The thing that I find to be most intriguing is a partner who claims non-monogamy to be their practice but then when it comes down to it, they aren't able to actually navigate multiple relationships. Perhaps they aren't really sure of how to do so, which means they haven't done the work to understand the myriad of feelings that comes with having more than one intimate relationship... meaning they haven't done the work, or read any books on the subject, talked to those more knowledgable, etc. Perhaps they really aren't non-monogamous but are dealing with unhealed trauma from past relationships where they put every bit of them self into it, but wound up with a hand full of shit, therefore preventing them from wanting to truly be vulnerable to avoid such a feeling and experience from ever happening again. I hate to say it, but thats life. Theres good, theres bad, theres everything in between, and we all have to deal with some of it. Becoming an ostrich will not save you.
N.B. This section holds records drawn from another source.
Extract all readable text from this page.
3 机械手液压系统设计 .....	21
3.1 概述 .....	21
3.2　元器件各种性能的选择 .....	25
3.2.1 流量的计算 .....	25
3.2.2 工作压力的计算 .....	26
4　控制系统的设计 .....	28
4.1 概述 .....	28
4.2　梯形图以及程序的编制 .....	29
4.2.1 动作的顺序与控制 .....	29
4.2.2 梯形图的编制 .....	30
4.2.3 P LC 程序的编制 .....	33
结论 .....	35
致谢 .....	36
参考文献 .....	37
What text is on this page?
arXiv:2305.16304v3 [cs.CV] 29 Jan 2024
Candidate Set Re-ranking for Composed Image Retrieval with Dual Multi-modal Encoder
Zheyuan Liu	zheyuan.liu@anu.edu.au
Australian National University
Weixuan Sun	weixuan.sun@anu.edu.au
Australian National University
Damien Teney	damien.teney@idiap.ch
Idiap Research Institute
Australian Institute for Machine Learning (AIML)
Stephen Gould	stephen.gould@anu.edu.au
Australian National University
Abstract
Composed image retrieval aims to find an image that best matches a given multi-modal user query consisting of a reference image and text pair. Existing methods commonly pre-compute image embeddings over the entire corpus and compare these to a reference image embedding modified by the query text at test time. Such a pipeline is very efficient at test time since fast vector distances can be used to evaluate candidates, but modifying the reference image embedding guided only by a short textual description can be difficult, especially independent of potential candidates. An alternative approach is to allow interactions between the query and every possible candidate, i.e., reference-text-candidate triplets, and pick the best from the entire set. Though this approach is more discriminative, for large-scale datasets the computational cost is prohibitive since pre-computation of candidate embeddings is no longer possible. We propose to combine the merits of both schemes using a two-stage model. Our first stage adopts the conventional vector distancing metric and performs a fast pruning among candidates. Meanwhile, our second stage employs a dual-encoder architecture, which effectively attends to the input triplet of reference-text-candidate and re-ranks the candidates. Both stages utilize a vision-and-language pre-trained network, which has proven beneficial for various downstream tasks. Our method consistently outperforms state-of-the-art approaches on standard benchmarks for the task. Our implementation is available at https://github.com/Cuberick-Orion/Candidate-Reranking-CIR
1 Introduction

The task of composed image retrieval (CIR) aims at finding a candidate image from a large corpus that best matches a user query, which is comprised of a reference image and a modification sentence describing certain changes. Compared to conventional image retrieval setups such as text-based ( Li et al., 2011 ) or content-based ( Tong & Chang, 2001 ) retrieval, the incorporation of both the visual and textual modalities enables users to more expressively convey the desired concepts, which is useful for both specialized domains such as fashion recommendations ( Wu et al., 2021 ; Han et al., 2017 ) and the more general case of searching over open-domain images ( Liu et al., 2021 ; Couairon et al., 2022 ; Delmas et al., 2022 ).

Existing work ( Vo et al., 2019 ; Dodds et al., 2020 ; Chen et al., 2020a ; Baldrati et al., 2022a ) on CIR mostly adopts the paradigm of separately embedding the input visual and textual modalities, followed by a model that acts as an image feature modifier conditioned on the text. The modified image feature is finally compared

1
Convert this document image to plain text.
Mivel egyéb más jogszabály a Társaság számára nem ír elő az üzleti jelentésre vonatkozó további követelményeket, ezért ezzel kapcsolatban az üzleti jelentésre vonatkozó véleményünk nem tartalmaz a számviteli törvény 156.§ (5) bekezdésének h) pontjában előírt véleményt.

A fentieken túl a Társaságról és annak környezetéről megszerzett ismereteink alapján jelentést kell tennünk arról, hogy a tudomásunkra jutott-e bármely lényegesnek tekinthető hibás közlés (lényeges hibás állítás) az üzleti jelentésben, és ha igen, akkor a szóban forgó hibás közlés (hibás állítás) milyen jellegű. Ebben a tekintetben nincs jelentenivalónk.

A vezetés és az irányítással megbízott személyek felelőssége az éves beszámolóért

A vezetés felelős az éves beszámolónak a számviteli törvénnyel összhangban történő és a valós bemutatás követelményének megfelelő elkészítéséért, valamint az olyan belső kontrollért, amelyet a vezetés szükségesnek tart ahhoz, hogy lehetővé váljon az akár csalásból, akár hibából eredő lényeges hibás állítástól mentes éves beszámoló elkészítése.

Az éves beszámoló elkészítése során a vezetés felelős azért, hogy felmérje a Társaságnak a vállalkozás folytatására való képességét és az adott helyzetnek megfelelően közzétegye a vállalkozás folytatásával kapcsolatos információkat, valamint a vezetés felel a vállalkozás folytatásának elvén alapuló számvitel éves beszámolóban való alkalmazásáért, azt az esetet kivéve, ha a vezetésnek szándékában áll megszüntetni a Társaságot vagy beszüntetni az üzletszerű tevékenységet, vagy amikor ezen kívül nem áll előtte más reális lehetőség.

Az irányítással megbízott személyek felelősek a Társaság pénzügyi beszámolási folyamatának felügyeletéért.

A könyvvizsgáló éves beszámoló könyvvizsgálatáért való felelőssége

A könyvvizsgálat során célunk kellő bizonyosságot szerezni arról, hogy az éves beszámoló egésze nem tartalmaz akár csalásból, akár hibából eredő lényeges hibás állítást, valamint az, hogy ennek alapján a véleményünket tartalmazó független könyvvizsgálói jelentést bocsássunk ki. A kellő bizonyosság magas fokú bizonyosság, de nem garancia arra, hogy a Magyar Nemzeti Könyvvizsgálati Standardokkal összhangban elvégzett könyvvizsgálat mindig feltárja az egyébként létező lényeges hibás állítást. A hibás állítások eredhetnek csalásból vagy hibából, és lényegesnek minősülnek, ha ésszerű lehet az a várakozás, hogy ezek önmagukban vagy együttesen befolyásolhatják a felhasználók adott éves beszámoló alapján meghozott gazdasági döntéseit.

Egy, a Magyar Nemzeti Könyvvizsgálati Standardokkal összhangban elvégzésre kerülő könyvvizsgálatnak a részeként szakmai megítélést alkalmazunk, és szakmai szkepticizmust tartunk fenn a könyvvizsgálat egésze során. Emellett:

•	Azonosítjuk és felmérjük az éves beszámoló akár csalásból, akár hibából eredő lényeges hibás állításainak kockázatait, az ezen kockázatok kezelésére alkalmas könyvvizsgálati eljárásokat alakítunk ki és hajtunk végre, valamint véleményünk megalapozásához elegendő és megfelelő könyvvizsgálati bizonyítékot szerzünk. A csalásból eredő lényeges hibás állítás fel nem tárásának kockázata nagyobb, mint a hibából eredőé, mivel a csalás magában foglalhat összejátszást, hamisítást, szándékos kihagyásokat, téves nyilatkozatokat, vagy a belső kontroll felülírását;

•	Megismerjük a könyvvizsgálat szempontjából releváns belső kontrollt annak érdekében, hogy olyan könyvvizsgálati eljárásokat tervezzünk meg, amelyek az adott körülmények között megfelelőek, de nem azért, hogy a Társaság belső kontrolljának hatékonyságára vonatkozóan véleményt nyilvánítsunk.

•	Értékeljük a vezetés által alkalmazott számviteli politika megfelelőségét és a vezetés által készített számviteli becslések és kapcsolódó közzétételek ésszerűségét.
Non-monogamy requires a good deal of talking openly and honestly about your feelings and experiences, hopefully from a grounded place, in order to grow and grok the changes we need to make within ourselves, within our relationships, or how we respond to certain unavoidable experiences. There is no way you cannot do the work required for emotional maturity and think you will be able to have healthy relationships of any kind. You will not be able to respect others boundaries if you do not know what and where yours are.
And what is the point of saying you're non-monogamous and then lying to your partners all while acting that they would be so offended if you were spending time with other partners? I have seen this happen in many, many, relationships and I do not quite grok the point of it. If we are being mature, open, and honest in our relationships, it allows for the kind of growth required of, well, really everyone. I practice non-monogamy because it feels great to be honest about the fact that I sometimes desire more than one partner/lover/intimate friend/play partner or whatever other kind of relationship that may be seen as problematic in a monogamous relationship structure. Does it serve non-monogamy to be so scared to say out loud what you really want? Will the trees fall in the forest if you utter your truth? Will everything bust at the seams if you're finally honest with yourself?
Turns out, everything will be even richer and juicier if you can be what you desire without judging it, or making excuses for it, or pretending to be what you aren't.
There's a lot of love out there... How will you choose to interact with it? Or will you choose to continually sabotage it for the illusion of control?